#anthologie #06 | Sur les Exercices d’illuminations

Je compte beaucoup de ces instants de réveil au monde, naissances dirait-on, mais l’amont pèse tant qu’on ne peut l’oublier, illuminations au pluriel car la clarté et l’évidence se dissipent vite, la trame se resserre et je suis repris dans le charroi. Je suis en retrait de la danse de mes semblables, je suis une proie facile pour l’égarement immobile à cause de la fatigue, de l’ennui, de la folie, ou seulement sa menace ou sa promesse. Je suis profondément incroyant, par peur et paresse d’abord. Aux grands mots, je préfère les nuages. Au lieu de parler je regarde les plis, les motifs, je mastique une phrase happée dans l’air ou dans une chanson, j’aime les femmes que je n’aimerai pas. Je ne suis pas le seul à connaître ce regard net, lavé, sur les choses inchangées, ce sentir de la présence de l’univers en bloc.
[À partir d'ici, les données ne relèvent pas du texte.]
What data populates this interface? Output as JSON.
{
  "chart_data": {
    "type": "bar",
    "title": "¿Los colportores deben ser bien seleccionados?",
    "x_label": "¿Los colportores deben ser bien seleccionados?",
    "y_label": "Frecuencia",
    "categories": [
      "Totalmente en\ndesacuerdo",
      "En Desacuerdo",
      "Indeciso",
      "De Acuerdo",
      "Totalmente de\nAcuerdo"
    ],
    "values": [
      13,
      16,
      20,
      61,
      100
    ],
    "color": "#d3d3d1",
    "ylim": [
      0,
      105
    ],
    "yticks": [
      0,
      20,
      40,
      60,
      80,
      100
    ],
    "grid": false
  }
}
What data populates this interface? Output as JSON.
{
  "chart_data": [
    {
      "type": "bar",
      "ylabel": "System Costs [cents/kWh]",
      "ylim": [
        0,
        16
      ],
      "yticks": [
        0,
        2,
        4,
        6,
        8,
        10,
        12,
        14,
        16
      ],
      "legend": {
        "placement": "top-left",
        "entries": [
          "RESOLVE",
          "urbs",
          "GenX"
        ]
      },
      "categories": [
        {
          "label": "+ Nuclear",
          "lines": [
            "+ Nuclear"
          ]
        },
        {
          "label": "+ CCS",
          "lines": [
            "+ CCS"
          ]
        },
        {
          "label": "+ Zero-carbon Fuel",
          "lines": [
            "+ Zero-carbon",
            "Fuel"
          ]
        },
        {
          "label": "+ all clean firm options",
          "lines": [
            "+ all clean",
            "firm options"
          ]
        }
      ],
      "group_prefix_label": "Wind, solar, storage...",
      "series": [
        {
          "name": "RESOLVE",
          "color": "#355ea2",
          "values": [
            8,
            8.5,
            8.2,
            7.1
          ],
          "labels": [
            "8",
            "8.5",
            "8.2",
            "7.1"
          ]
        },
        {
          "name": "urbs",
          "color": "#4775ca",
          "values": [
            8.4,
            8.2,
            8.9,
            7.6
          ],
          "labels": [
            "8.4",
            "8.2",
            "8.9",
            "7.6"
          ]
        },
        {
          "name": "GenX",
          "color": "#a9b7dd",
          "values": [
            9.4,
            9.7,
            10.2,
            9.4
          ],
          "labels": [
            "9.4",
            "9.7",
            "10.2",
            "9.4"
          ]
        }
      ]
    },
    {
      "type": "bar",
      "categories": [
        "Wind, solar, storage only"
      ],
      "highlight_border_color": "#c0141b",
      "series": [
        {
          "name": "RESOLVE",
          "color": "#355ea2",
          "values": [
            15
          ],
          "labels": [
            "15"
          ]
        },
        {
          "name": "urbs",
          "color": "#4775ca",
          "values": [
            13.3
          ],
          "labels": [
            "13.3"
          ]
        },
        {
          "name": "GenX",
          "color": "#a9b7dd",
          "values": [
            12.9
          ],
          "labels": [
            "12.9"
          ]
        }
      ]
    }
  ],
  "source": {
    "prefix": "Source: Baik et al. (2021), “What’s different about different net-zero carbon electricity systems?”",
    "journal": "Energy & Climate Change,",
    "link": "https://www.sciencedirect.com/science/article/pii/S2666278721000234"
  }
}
Je fais partie de la meute, même à sa lisière. Nous sommes tous parfois touchés par cela, et je frissonne déjà d’avoir dit nous. Si peu les disent, ces éclairs minuscules. Il y a des récits édifiants, chutes des cheval, pleurs de joie de dix heures à minuit, vide sous le figuier, incendies sans retour, si loin de mes mots pour ce qui n’en a pas. D’autres à qui ces fables sont inconnues ou pour qui les mots ne sont que des mots ne cernent pas d’une phrase ce qui les souffle du dedans de l’intérieur et l’oubli à l’aguet l’avale encore plus vite. C’est donc seul que je vis le sel du temps, seul encore dans les mots, comme est seul qui lit. Seul, seul presque.

A propos de Tristan Mat

Tristan Mat vit. Ailleurs. Il écrit. A la main. Site http://www.tristanmat.net/ Profil Facebook: https://www.facebook.com/tristan.mat.735

6 commentaires à propos de “#anthologie #06 | Sur les Exercices d’illuminations”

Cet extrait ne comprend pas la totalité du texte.